I’d tipped Katter’s mob to win Nanango, near the Toowoomba region west of Brisbane. Here I thought that angst over mining and gas extraction on productive farmland would cost the LNP this seat, and Katter’s mob had a well-known candidate in Ray Hopper running, but the LNP held it. Further north, I’d tipped Independent candidate and former MP Chris Foley to win Maryborough. Because voters deserting the LNP weren’t strictly warming to Labor, I’d felt that it could fall to a known quantity like Foley, who’d held the seat since 2003 before losing to the LNP in 2012, but Labor won it.
Another LNP loss was Bundaberg, a bit further north. This seat was well above the range of the predicted swing, so I’d didn’t tip Labor to win it. Nor did I tip Labor to win the Brisbane seat of Springwood from the LNP. Even though I’d tipped a bigger swing to Labor in Brisbane than elsewhere, Springwood was well above that range.
But the LNP held the Brisbane seats of Mansfield and Everton – both were within the uniform swing range that I’d tipped in Brisbane, so I’d expected Labor to win them. Outside Brisbane, the LNP held Toowoomba North, which I’d tipped Labor to win, because it was within the uniform swing range, and because I felt that Labor candidate Kerry Shine would carry extra credibility as the local MP here from 2001 until being defeated in 2012.
Ironically, the logic behind my incorrect tip in Toowoomba North was behind my tip for the LNP to hold four other seats within the uniform swing range. The LNP held Burleigh and Broadwater and Albert in the south-east, and Whitsunday in the north, all of which Labor had won in 2001 and held until 2012. I’d felt that the Labor people defeated in those seats in 2012 were effective people whom Labor couldn’t win without, and it turned out as such.

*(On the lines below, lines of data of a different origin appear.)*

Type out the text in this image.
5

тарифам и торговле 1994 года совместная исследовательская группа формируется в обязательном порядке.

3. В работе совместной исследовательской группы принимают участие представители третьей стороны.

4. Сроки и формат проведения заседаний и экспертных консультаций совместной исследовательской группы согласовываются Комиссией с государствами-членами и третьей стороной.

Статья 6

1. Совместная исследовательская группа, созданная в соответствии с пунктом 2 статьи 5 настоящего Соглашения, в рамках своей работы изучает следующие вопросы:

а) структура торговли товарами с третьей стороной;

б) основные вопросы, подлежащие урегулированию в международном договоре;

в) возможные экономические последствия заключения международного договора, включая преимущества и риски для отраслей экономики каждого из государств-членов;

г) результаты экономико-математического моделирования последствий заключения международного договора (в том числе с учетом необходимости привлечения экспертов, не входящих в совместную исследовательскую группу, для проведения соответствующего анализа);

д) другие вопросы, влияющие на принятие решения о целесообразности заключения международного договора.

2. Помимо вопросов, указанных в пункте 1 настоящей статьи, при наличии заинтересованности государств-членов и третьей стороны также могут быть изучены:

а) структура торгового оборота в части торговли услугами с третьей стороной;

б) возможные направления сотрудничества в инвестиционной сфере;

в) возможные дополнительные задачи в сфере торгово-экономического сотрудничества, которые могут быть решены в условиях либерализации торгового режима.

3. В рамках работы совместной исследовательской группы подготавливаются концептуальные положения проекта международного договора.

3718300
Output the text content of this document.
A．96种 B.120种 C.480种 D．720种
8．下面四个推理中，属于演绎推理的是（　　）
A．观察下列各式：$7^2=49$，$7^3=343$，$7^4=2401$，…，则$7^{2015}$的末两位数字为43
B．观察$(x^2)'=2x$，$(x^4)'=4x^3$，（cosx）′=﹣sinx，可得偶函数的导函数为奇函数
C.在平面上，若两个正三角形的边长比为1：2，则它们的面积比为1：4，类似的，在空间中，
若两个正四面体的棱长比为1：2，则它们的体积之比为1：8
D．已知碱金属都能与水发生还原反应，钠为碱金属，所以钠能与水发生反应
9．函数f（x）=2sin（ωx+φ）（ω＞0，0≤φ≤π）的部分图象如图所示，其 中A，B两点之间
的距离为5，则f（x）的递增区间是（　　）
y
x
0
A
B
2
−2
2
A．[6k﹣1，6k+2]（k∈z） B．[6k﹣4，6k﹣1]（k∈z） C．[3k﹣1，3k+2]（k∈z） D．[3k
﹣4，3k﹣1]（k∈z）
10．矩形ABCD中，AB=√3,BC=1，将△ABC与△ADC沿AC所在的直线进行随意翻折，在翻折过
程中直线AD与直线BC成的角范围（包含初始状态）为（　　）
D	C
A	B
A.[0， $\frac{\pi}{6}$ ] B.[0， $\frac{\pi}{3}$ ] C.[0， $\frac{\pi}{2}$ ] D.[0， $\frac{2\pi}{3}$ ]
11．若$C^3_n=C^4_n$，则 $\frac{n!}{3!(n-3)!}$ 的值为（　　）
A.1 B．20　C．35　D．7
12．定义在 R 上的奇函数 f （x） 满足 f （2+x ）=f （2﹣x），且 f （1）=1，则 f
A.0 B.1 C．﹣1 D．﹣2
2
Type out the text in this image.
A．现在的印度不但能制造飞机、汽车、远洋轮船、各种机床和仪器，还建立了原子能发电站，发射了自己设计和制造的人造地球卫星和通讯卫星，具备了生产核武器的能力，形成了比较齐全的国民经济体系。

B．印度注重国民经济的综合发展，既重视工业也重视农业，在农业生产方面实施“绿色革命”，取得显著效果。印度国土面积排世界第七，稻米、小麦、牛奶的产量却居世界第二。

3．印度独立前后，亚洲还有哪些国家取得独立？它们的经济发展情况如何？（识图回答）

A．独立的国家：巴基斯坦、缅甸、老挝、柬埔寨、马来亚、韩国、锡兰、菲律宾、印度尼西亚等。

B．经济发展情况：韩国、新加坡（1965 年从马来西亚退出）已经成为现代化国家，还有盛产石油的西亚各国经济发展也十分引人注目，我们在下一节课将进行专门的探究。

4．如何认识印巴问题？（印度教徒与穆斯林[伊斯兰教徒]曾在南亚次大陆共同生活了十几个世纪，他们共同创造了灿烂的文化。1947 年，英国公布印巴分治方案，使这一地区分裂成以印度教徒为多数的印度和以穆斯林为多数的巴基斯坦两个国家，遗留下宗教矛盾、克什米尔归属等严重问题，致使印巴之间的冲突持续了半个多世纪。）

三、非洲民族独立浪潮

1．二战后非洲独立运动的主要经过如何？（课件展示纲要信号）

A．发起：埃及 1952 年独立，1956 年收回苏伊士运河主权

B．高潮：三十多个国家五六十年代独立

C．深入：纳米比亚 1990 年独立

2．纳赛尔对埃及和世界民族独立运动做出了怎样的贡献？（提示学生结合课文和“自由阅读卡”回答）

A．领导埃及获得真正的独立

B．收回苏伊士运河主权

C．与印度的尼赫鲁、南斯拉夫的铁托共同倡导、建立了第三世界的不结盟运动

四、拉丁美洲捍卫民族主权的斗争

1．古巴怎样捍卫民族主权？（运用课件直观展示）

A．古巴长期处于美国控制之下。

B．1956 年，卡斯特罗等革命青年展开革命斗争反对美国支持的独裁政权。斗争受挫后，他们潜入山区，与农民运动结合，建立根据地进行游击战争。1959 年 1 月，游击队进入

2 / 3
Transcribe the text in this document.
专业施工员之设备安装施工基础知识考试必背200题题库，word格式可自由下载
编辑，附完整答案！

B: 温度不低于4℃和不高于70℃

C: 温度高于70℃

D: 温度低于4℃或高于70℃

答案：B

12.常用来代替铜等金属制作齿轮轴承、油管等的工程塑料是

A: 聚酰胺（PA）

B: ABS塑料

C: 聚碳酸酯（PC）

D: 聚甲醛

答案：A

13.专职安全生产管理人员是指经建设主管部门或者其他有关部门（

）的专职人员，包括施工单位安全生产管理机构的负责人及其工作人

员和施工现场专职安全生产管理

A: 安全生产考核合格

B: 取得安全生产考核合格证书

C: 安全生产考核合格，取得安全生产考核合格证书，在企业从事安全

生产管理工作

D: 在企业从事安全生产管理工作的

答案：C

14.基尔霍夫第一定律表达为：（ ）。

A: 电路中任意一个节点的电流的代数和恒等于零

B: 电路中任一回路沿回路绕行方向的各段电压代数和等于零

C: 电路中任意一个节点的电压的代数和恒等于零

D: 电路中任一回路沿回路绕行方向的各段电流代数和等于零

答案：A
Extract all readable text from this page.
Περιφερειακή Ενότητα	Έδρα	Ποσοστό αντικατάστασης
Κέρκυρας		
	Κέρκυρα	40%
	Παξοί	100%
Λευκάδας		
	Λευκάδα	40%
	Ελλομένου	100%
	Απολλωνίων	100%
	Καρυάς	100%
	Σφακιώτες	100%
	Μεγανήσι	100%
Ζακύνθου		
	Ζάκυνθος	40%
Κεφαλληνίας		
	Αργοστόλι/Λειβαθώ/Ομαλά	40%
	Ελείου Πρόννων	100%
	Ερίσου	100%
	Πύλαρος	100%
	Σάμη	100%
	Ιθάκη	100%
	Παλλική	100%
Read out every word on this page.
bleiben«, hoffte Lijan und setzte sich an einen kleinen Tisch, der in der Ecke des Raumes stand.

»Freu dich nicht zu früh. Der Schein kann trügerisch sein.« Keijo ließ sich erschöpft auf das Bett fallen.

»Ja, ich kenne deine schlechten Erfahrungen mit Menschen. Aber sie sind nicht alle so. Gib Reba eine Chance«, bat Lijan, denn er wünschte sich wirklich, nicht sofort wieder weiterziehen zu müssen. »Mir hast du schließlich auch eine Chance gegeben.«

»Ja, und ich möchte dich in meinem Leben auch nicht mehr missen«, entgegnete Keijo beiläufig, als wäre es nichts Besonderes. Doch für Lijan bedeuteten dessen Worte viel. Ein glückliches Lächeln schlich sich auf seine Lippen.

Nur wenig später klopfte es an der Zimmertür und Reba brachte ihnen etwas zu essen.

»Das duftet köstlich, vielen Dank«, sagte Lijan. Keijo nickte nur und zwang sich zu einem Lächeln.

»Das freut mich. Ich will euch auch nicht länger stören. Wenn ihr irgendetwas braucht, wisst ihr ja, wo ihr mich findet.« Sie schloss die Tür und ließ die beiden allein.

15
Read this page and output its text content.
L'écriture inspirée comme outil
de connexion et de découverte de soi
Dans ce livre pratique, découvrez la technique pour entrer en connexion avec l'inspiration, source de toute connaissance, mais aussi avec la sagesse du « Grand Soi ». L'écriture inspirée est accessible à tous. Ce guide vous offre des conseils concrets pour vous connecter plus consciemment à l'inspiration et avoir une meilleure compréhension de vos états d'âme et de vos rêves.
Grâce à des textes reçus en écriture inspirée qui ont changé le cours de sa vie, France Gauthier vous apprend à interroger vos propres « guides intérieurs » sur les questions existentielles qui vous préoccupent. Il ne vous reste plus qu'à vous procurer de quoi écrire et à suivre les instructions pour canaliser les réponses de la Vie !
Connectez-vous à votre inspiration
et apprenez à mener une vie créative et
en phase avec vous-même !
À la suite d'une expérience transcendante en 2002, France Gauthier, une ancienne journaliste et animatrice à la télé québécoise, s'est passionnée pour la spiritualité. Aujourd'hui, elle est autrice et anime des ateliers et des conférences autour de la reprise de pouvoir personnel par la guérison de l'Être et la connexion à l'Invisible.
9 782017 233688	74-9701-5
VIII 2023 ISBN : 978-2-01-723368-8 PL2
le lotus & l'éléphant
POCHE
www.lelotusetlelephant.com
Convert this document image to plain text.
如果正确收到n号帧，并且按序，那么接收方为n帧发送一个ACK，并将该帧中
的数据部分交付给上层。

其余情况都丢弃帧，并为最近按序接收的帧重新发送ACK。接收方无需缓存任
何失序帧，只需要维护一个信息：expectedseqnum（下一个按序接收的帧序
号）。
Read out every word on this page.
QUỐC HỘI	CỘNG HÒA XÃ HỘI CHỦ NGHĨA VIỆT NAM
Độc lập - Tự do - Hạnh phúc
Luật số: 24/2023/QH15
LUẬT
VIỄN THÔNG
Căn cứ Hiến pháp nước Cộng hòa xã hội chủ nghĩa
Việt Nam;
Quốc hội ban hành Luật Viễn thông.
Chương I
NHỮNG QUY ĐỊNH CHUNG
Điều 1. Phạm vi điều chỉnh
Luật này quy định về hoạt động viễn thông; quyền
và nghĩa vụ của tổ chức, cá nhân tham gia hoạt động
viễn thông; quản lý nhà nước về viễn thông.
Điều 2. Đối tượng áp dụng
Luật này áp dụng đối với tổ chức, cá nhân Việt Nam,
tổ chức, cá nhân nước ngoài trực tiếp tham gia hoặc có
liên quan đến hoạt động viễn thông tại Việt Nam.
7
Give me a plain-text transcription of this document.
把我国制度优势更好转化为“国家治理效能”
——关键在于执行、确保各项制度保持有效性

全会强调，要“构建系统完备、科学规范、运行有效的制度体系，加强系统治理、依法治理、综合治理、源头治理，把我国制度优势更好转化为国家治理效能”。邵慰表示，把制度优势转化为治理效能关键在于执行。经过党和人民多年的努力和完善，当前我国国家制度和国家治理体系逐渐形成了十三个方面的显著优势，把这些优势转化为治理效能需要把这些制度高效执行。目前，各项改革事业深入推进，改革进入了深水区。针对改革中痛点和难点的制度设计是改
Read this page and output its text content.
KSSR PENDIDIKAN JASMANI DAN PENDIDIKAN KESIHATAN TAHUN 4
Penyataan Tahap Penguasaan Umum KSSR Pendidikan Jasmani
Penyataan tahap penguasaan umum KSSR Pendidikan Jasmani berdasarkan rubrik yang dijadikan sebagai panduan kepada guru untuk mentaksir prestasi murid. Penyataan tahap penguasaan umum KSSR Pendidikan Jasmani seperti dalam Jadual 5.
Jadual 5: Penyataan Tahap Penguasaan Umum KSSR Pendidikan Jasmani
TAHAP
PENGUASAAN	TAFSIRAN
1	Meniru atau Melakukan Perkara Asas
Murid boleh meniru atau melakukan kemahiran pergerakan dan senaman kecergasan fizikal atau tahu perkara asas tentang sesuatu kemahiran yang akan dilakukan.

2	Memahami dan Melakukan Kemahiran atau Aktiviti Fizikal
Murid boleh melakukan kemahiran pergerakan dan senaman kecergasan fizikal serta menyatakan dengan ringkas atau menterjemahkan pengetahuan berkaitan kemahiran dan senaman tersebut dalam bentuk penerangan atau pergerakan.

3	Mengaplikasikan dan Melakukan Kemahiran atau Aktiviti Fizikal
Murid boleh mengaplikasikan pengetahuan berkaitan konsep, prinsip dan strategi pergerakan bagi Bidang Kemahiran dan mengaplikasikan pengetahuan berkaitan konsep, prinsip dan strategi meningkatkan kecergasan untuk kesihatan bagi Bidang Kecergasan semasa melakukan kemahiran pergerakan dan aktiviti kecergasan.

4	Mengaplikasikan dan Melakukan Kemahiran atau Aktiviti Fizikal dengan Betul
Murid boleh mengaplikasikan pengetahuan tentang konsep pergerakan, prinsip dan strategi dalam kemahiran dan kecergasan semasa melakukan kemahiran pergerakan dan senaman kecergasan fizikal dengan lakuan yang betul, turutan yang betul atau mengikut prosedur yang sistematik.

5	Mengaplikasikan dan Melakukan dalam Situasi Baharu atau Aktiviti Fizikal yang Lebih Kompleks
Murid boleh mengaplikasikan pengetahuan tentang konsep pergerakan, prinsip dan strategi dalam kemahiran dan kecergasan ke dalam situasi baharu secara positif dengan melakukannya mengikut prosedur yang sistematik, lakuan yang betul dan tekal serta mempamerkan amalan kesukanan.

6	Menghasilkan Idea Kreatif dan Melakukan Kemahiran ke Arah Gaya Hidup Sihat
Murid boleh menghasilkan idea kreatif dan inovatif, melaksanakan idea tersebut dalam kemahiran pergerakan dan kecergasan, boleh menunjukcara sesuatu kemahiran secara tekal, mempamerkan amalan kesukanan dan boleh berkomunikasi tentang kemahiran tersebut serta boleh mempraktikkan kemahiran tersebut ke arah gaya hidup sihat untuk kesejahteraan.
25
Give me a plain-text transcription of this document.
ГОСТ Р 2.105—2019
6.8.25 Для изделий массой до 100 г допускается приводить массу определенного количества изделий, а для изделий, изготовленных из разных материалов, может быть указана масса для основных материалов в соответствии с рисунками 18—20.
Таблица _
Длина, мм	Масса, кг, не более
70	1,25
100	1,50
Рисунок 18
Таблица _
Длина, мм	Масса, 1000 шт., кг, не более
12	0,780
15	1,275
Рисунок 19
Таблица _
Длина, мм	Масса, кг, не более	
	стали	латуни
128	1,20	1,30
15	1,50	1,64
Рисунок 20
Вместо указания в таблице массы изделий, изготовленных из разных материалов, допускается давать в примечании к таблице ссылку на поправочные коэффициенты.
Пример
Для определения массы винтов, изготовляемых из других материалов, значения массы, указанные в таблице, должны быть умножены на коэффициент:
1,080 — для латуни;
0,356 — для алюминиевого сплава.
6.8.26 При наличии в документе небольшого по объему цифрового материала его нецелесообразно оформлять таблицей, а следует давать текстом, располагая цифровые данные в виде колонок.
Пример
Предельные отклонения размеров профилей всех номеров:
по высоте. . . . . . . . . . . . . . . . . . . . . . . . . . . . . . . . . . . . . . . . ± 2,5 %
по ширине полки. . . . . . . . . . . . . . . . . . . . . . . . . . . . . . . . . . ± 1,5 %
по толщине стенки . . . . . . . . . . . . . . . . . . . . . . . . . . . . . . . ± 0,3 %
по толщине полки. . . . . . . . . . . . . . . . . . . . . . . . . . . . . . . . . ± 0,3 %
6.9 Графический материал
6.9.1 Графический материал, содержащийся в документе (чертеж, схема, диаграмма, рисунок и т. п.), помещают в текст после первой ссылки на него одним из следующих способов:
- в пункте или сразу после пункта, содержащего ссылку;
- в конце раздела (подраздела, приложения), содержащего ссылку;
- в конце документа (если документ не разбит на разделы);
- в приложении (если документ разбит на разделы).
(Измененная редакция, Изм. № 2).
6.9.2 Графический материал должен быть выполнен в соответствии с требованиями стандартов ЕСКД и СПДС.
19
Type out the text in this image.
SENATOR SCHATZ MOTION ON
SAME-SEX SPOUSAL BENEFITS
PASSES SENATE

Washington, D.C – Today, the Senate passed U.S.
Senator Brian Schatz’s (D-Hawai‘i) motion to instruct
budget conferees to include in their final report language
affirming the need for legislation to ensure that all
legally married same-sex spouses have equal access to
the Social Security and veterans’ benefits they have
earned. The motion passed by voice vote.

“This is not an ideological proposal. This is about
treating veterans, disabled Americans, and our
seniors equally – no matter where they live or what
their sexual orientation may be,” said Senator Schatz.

Summing up, the Queensland election resulted in a massive turnaround. The LNP had won in 2012 with a majority big enough to assure it of maybe three terms in office. Labor had been discredited and reduced to a tiny rump. But so controversial was the LNP that it lost voters’ trust greatly in under three years, and now Labor has retaken office. Politics rarely saw a turnaround this big.